A Marca Viseu



As “Marcas” estão definitivamente na moda. 

O novo Ministro da Economia e do Emprego, o Viseense Álvaro Santos Pereira, afirmou no encerramento do projecto LIDE Portugal que a “marca Portugal será uma das grandes bandeiras" do seu Ministério.

Também em Viseu, na Assembleia Municipal realizada em 27 de Junho de 2011, o Executivo Camarário enfatizou a importância da promoção da “Marca Viseu”.

Como consta do Web site do PSD Viseu (http://www.psd-viseu.com/promover-a-marca-viseu/), a promoção da Marca Viseu centra-se em três vertentes essenciais: a criação de infra-estruturas e equipamentos; a realização de atracções; e a potenciação da imagem de Viseu.

Concretizando estas ideias, o Presidente da Câmara Municipal de Viseu enunciou cinco exemplos que, no seu entendimento, são importantes na potenciação da marca “Viseu”: a reabilitação da Quinta da Cruz, a “Ecopista do Dão”, a requalificação da Zona Envolvente às Termas de Alcafache, a Sinalética e Informação Turística e o “Viseu Welcome Center”.

Percebo a estratégia do Executivo. Porém, tenho dúvidas que seja a estratégia ideal. Senão vejamos,

É inegável a importância de infra-estruturas, seja na vertente da construção, seja na vertente da requalificação. Como é inegável a importância de atracções pontuais (ainda que estratégias globais sejam sempre mais eficazes).

Sucede que, o que há de mais importante numa Cidade, como num País, são as Pessoas e, na minha opinião, devem ser sempre elas a (primeira) aposta estratégica (seja de um Governo, seja de uma Câmara Municipal).

Se fossem “forçados” a definir prioridades, o que prefeririam os Viseenses (num sentido lato, abarcando naturais de Viseu e residentes no Concelho)? Uma cintilante Cidade jardim ou uma Cidade que proporcione oportunidades aos Viseenses? O que prefeririam os Viseenses: uma Cidade com largas avenidas ou que Viseu tivesse indústria, tecnologia e pólos de criatividade? O que prefeririam os milhares de naturais de Viseu espalhados por Portugal e pelo mundo? Passearem entre o verde da sua terra natal ou terem oportunidades para trabalhar em Viseu e aí organizar a sua vida?

Para além destes desideratos não serem inconciliáveis, bem pelo contrário, julgo que caso fossem “forçados” a decidir a maioria dos Viseenses optaria pelas segundas opções, confrontados com as diversas hipóteses. Aliás, as segundas opções são veículos privilegiados para a concretização e manutenção das primeiras opções.

Acresce que, ainda há bem pouco tempo a estratégia “Regional” aparentava ser diferente da ora apresentada. Com efeito, em Fevereiro de 2011, a Rede Urbana para a Competitividade e Inovação Viseu | Dão Lafões enunciava que o primeiro eixo estratégico para a Região deveria assentar em “Criatividade, Talento e Qualificação”.

Na apresentação desta “Rede Urbana” sublinhava-se a importância (i) da captação e incentivo de talentos; (ii) de uma cultura que reconheça e premeie o empreendedorismo; (iii) da iniciativa e do risco empresarial; (iv) da criação, instalação e desenvolvimento de empresas assentes na tecnologia e criatividade.

De Fevereiro para Junho, passaram poucos meses….

Não quero tirar mérito a quem o tem. E, faça-se justiça, em muitos aspectos Viseu tem tido uma diferenciação positiva comparativamente com outros Municípios.

Porém, não quero que a minha Cidade perca o “norte”. Não quero que se descure a aposta nas Pessoas: na sua preparação, qualificação e na promoção de condições de realização pessoal e profissional.

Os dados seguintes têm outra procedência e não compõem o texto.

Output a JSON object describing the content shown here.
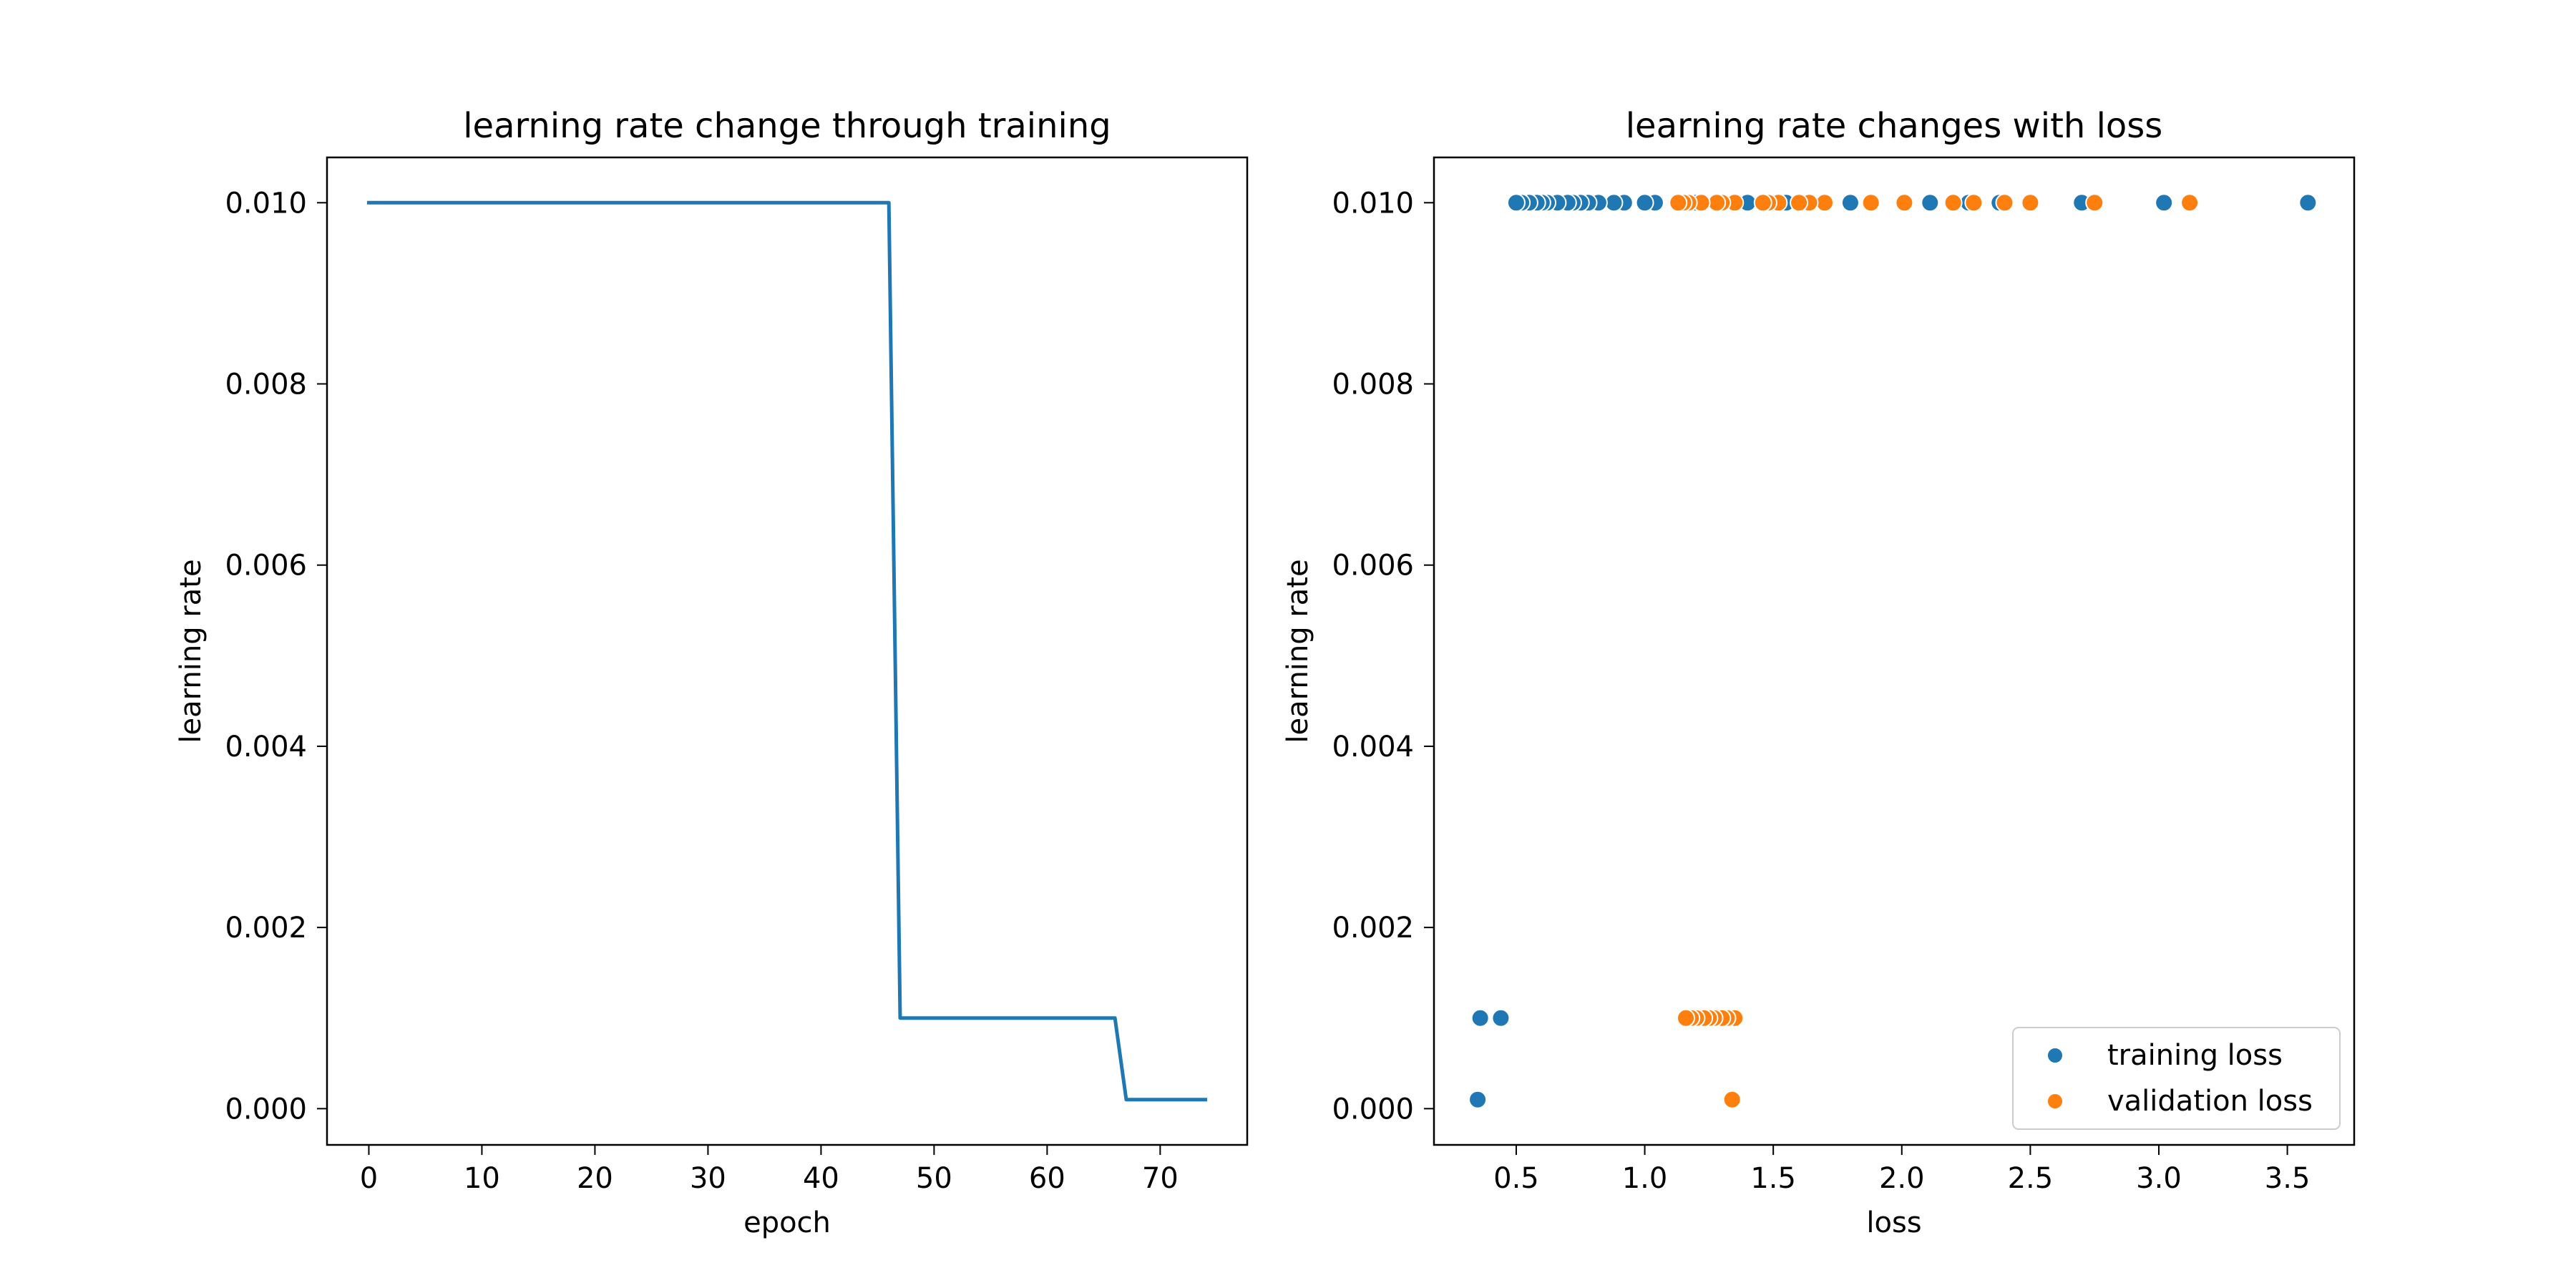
{
  "chart_data": [
    {
      "type": "line",
      "title": "learning rate change through training",
      "xlabel": "epoch",
      "ylabel": "learning rate",
      "xlim": [
        -3.7,
        77.7
      ],
      "ylim": [
        -0.0004,
        0.0105
      ],
      "xticks": [
        0,
        10,
        20,
        30,
        40,
        50,
        60,
        70
      ],
      "xtick_labels": [
        "0",
        "10",
        "20",
        "30",
        "40",
        "50",
        "60",
        "70"
      ],
      "yticks": [
        0.0,
        0.002,
        0.004,
        0.006,
        0.008,
        0.01
      ],
      "ytick_labels": [
        "0.000",
        "0.002",
        "0.004",
        "0.006",
        "0.008",
        "0.010"
      ],
      "grid": false,
      "series": [
        {
          "color": "#1f77b4",
          "x": [
            0,
            46,
            47,
            66,
            67,
            74
          ],
          "y": [
            0.01,
            0.01,
            0.001,
            0.001,
            0.0001,
            0.0001
          ]
        }
      ]
    },
    {
      "type": "scatter",
      "title": "learning rate changes with loss",
      "xlabel": "loss",
      "ylabel": "learning rate",
      "xlim": [
        0.18,
        3.76
      ],
      "ylim": [
        -0.0004,
        0.0105
      ],
      "xticks": [
        0.5,
        1.0,
        1.5,
        2.0,
        2.5,
        3.0,
        3.5
      ],
      "xtick_labels": [
        "0.5",
        "1.0",
        "1.5",
        "2.0",
        "2.5",
        "3.0",
        "3.5"
      ],
      "yticks": [
        0.0,
        0.002,
        0.004,
        0.006,
        0.008,
        0.01
      ],
      "ytick_labels": [
        "0.000",
        "0.002",
        "0.004",
        "0.006",
        "0.008",
        "0.010"
      ],
      "grid": false,
      "legend_position": "lower-right",
      "series": [
        {
          "name": "training loss",
          "color": "#1f77b4",
          "x": [
            3.58,
            3.02,
            2.7,
            2.38,
            2.26,
            2.11,
            1.8,
            1.55,
            1.5,
            1.4,
            1.3,
            1.2,
            1.04,
            1.0,
            0.92,
            0.88,
            0.82,
            0.78,
            0.75,
            0.72,
            0.7,
            0.66,
            0.62,
            0.6,
            0.58,
            0.55,
            0.52,
            0.5,
            0.44,
            0.36,
            0.35
          ],
          "y": [
            0.01,
            0.01,
            0.01,
            0.01,
            0.01,
            0.01,
            0.01,
            0.01,
            0.01,
            0.01,
            0.01,
            0.01,
            0.01,
            0.01,
            0.01,
            0.01,
            0.01,
            0.01,
            0.01,
            0.01,
            0.01,
            0.01,
            0.01,
            0.01,
            0.01,
            0.01,
            0.01,
            0.01,
            0.001,
            0.001,
            0.0001
          ]
        },
        {
          "name": "validation loss",
          "color": "#ff7f0e",
          "x": [
            3.12,
            2.75,
            2.5,
            2.4,
            2.28,
            2.2,
            2.01,
            1.88,
            1.7,
            1.64,
            1.6,
            1.52,
            1.48,
            1.46,
            1.35,
            1.3,
            1.28,
            1.22,
            1.17,
            1.15,
            1.13,
            1.35,
            1.32,
            1.3,
            1.27,
            1.25,
            1.23,
            1.2,
            1.18,
            1.16,
            1.34
          ],
          "y": [
            0.01,
            0.01,
            0.01,
            0.01,
            0.01,
            0.01,
            0.01,
            0.01,
            0.01,
            0.01,
            0.01,
            0.01,
            0.01,
            0.01,
            0.01,
            0.01,
            0.01,
            0.01,
            0.01,
            0.01,
            0.01,
            0.001,
            0.001,
            0.001,
            0.001,
            0.001,
            0.001,
            0.001,
            0.001,
            0.001,
            0.0001
          ]
        }
      ]
    }
  ]
}
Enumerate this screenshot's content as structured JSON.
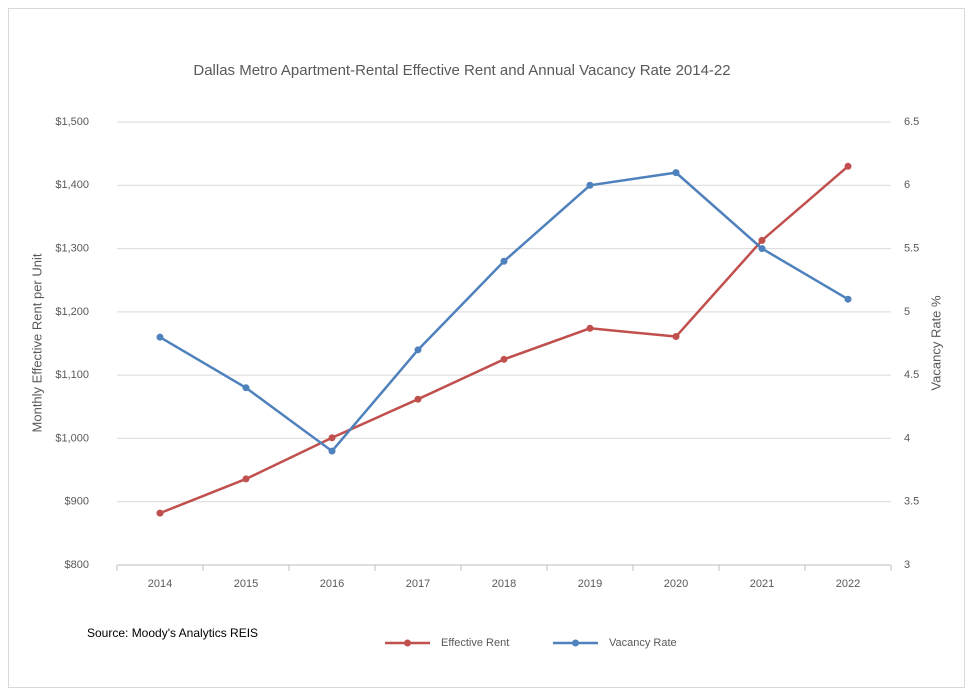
{
  "chart_data": {
    "type": "line",
    "title": "Dallas Metro Apartment-Rental Effective Rent and Annual Vacancy Rate 2014-22",
    "ylabel": "Monthly Effective Rent per Unit",
    "y2label": "Vacancy Rate %",
    "source": "Source: Moody's Analytics REIS",
    "categories": [
      "2014",
      "2015",
      "2016",
      "2017",
      "2018",
      "2019",
      "2020",
      "2021",
      "2022"
    ],
    "series": [
      {
        "name": "Effective Rent",
        "color": "#c0504d",
        "values": [
          882,
          936,
          1001,
          1062,
          1125,
          1174,
          1161,
          1313,
          1430
        ]
      },
      {
        "name": "Vacancy Rate",
        "color": "#4f81bd",
        "axis": "y2",
        "values": [
          4.8,
          4.4,
          3.9,
          4.7,
          5.4,
          6.0,
          6.1,
          5.5,
          5.1
        ]
      }
    ],
    "ylim": [
      800,
      1500
    ],
    "yticks": [
      {
        "value": 800,
        "label": "$800"
      },
      {
        "value": 900,
        "label": "$900"
      },
      {
        "value": 1000,
        "label": "$1,000"
      },
      {
        "value": 1100,
        "label": "$1,100"
      },
      {
        "value": 1200,
        "label": "$1,200"
      },
      {
        "value": 1300,
        "label": "$1,300"
      },
      {
        "value": 1400,
        "label": "$1,400"
      },
      {
        "value": 1500,
        "label": "$1,500"
      }
    ],
    "y2lim": [
      3,
      6.5
    ],
    "y2ticks": [
      3,
      3.5,
      4,
      4.5,
      5,
      5.5,
      6,
      6.5
    ],
    "grid": true,
    "legend": "bottom"
  }
}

Uma Cidade que se quer forte tem que apostar na Diplomacia Económica Local. Tem que perceber que a criação de emprego e de condições para formação ao longo da vida não são uma exclusiva função do Governo, mas também das próprias Câmaras.

Viseu, Cidade não ferroviária, precisa de agarrar os “comboios de oportunidades”. Uma Cidade que valorize as Pessoas e que proporcione condições de realização pessoal e profissional deve ser a “marca” de futuro.